- 16th World Scout Jamboree
- Location: Sydney
- Country: Australia
- Date: 1987–1988
- Attendance: 14,434 Scouts
| Previous 15th World Scout Jamboree | Next 17th World Scout Jamboree |

= 16th World Scout Jamboree =

The 16th World Scout Jamboree was held from 30 December 1987 to 7 January 1988, the first World Scout Jamboree held in the Southern Hemisphere, and the first to change the date from the traditional August to January to coincide with summer. The Jamboree was hosted by Australia at Cataract Scout Park a specially constructed Scout tent city situated on a 160-hectare site at Appin, New South Wales, near Sydney, New South Wales. 14,434 Scouts from 84 countries attended the Jamboree, with around 13,000 more in attendance on "Visiting Day". The theme was Bringing the World Together.

The course of New Year's Day passed during the Jamboree, and the opening ceremony of the Jamboree, at midnight on 31 December 1987, was the first official event of Australia's Bicentenary.

Highlights included the Challenge Valley obstacle course, the Bike Bungle, and the Great Aussie Surf Carnival, for which all Scouts were shuttled in over 50 buses to Thirroul Beach.
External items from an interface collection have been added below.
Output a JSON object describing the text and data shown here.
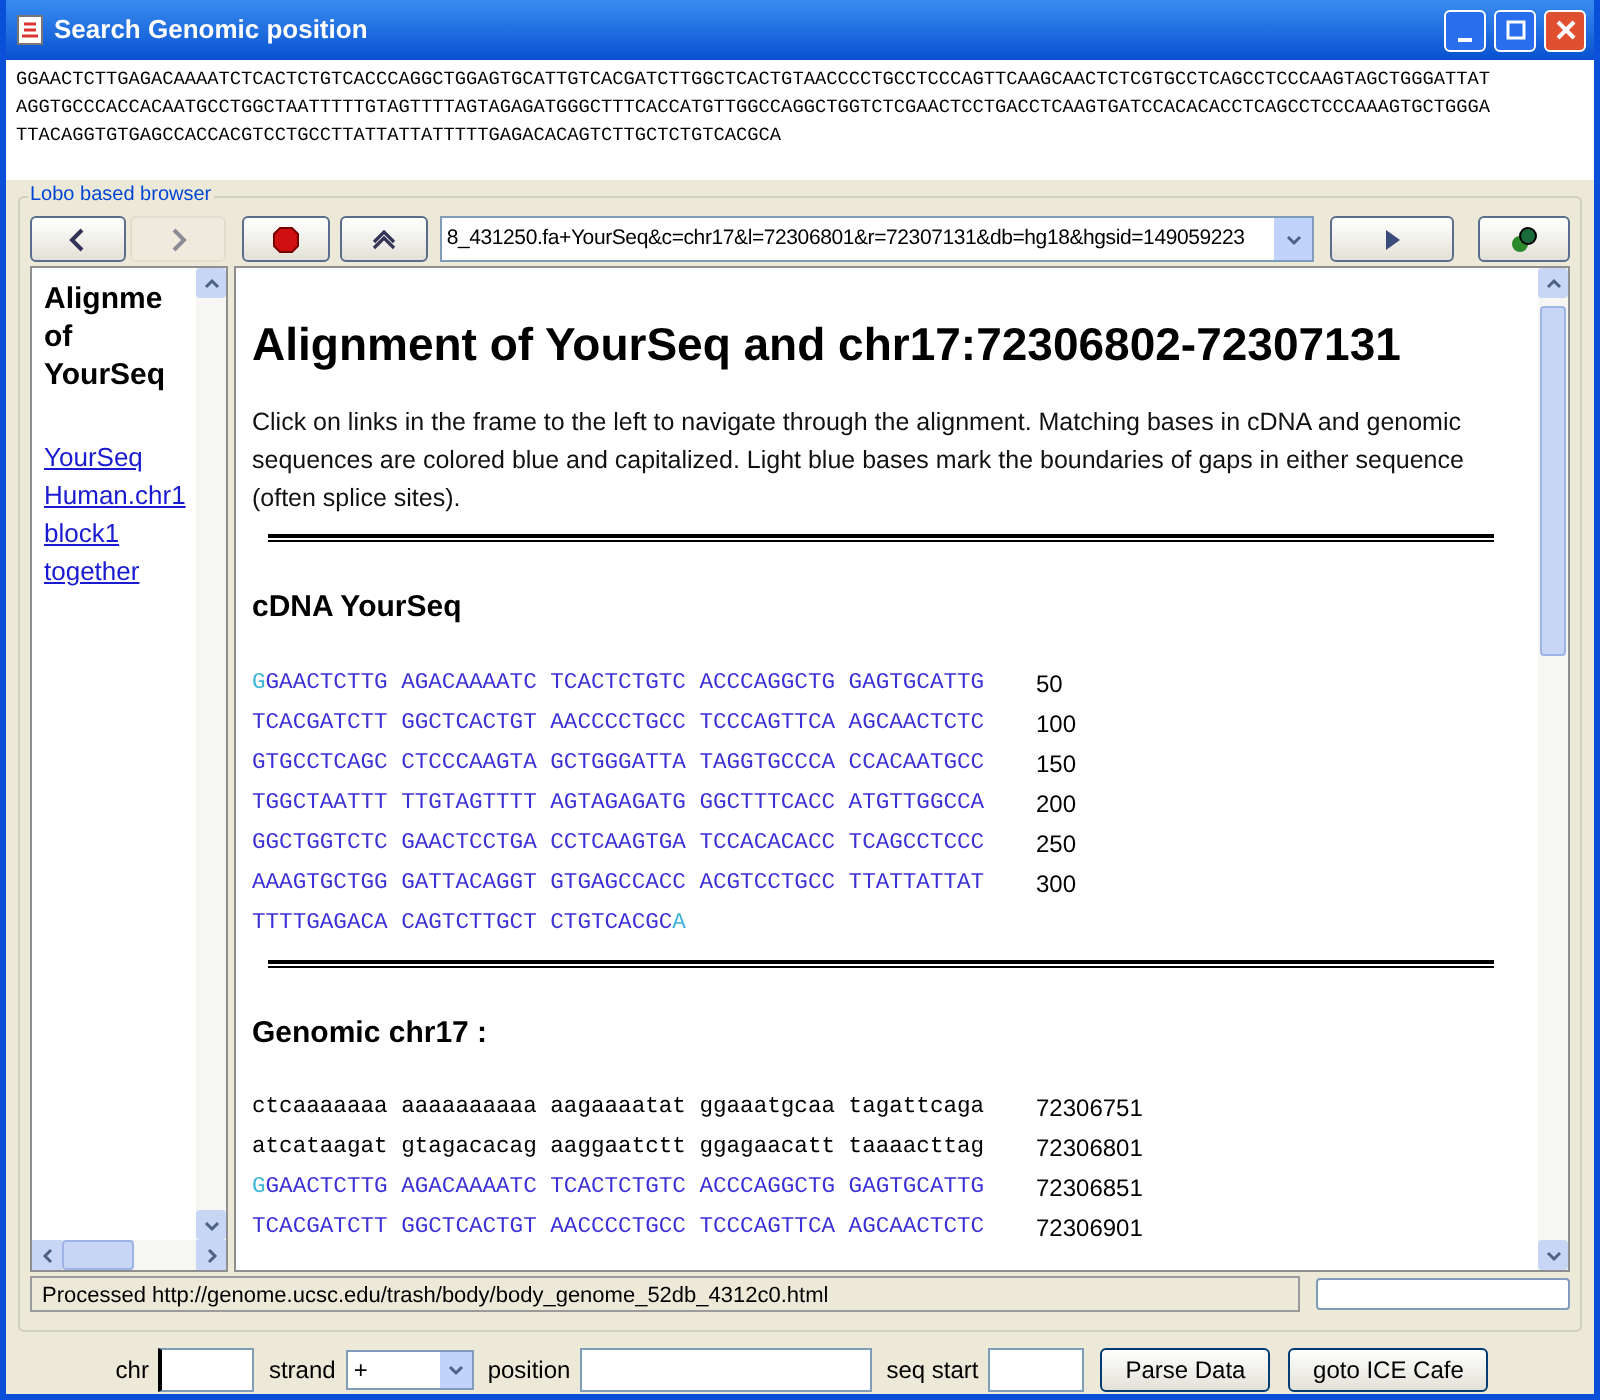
{
  "window": {
    "title": "Search Genomic position"
  },
  "sequence_text": [
    "GGAACTCTTGAGACAAAATCTCACTCTGTCACCCAGGCTGGAGTGCATTGTCACGATCTTGGCTCACTGTAACCCCTGCCTCCCAGTTCAAGCAACTCTCGTGCCTCAGCCTCCCAAGTAGCTGGGATTAT",
    "AGGTGCCCACCACAATGCCTGGCTAATTTTTGTAGTTTTAGTAGAGATGGGCTTTCACCATGTTGGCCAGGCTGGTCTCGAACTCCTGACCTCAAGTGATCCACACACCTCAGCCTCCCAAAGTGCTGGGA",
    "TTACAGGTGTGAGCCACCACGTCCTGCCTTATTATTATTTTTGAGACACAGTCTTGCTCTGTCACGCA"
  ],
  "browser": {
    "group_label": "Lobo based browser",
    "nav_buttons": [
      {
        "kind": "back",
        "disabled": false
      },
      {
        "kind": "forward",
        "disabled": true
      },
      {
        "kind": "stop",
        "disabled": false
      },
      {
        "kind": "refresh",
        "disabled": false
      }
    ],
    "url": "8_431250.fa+YourSeq&c=chr17&l=72306801&r=72307131&db=hg18&hgsid=149059223",
    "action_buttons": [
      {
        "kind": "go"
      },
      {
        "kind": "tools"
      }
    ],
    "left_frame": {
      "heading": "Alignme of YourSeq",
      "links": [
        "YourSeq",
        "Human.chr1",
        "block1",
        "together"
      ]
    },
    "main_frame": {
      "title": "Alignment of YourSeq and chr17:72306802-72307131",
      "intro": "Click on links in the frame to the left to navigate through the alignment. Matching bases in cDNA and genomic sequences are colored blue and capitalized. Light blue bases mark the boundaries of gaps in either sequence (often splice sites).",
      "sections": [
        {
          "heading": "cDNA YourSeq",
          "rows": [
            {
              "segments": [
                {
                  "text": "G",
                  "kind": "boundary"
                },
                {
                  "text": "GAACTCTTG AGACAAAATC TCACTCTGTC ACCCAGGCTG GAGTGCATTG",
                  "kind": "match"
                }
              ],
              "number": "50"
            },
            {
              "segments": [
                {
                  "text": "TCACGATCTT GGCTCACTGT AACCCCTGCC TCCCAGTTCA AGCAACTCTC",
                  "kind": "match"
                }
              ],
              "number": "100"
            },
            {
              "segments": [
                {
                  "text": "GTGCCTCAGC CTCCCAAGTA GCTGGGATTA TAGGTGCCCA CCACAATGCC",
                  "kind": "match"
                }
              ],
              "number": "150"
            },
            {
              "segments": [
                {
                  "text": "TGGCTAATTT TTGTAGTTTT AGTAGAGATG GGCTTTCACC ATGTTGGCCA",
                  "kind": "match"
                }
              ],
              "number": "200"
            },
            {
              "segments": [
                {
                  "text": "GGCTGGTCTC GAACTCCTGA CCTCAAGTGA TCCACACACC TCAGCCTCCC",
                  "kind": "match"
                }
              ],
              "number": "250"
            },
            {
              "segments": [
                {
                  "text": "AAAGTGCTGG GATTACAGGT GTGAGCCACC ACGTCCTGCC TTATTATTAT",
                  "kind": "match"
                }
              ],
              "number": "300"
            },
            {
              "segments": [
                {
                  "text": "TTTTGAGACA CAGTCTTGCT CTGTCACGC",
                  "kind": "match"
                },
                {
                  "text": "A",
                  "kind": "boundary"
                }
              ]
            }
          ]
        },
        {
          "heading": "Genomic chr17 :",
          "rows": [
            {
              "segments": [
                {
                  "text": "ctcaaaaaaa aaaaaaaaaa aagaaaatat ggaaatgcaa tagattcaga",
                  "kind": "plain"
                }
              ],
              "number": "72306751"
            },
            {
              "segments": [
                {
                  "text": "atcataagat gtagacacag aaggaatctt ggagaacatt taaaacttag",
                  "kind": "plain"
                }
              ],
              "number": "72306801"
            },
            {
              "segments": [
                {
                  "text": "G",
                  "kind": "boundary"
                },
                {
                  "text": "GAACTCTTG AGACAAAATC TCACTCTGTC ACCCAGGCTG GAGTGCATTG",
                  "kind": "match"
                }
              ],
              "number": "72306851"
            },
            {
              "segments": [
                {
                  "text": "TCACGATCTT GGCTCACTGT AACCCCTGCC TCCCAGTTCA AGCAACTCTC",
                  "kind": "match"
                }
              ],
              "number": "72306901"
            }
          ]
        }
      ]
    },
    "status": "Processed http://genome.ucsc.edu/trash/body/body_genome_52db_4312c0.html"
  },
  "form": {
    "fields": [
      {
        "kind": "text",
        "label": "chr",
        "focused": true
      },
      {
        "kind": "select",
        "label": "strand",
        "value": "+"
      },
      {
        "kind": "text",
        "label": "position",
        "focused": false
      },
      {
        "kind": "text",
        "label": "seq start",
        "focused": false
      }
    ],
    "buttons": [
      "Parse Data",
      "goto ICE Cafe"
    ]
  }
}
The United Kingdom contingent included Betty Clay, daughter of the founder of Scouting, and eleven members of the Baden-Powell family, nine of whom were direct descendants of Robert Baden-Powell, 1st Baron Baden-Powell. In addition 18 Ranger Guides attended, the first time members of the Guide Association were allowed to take part in a World Jamboree.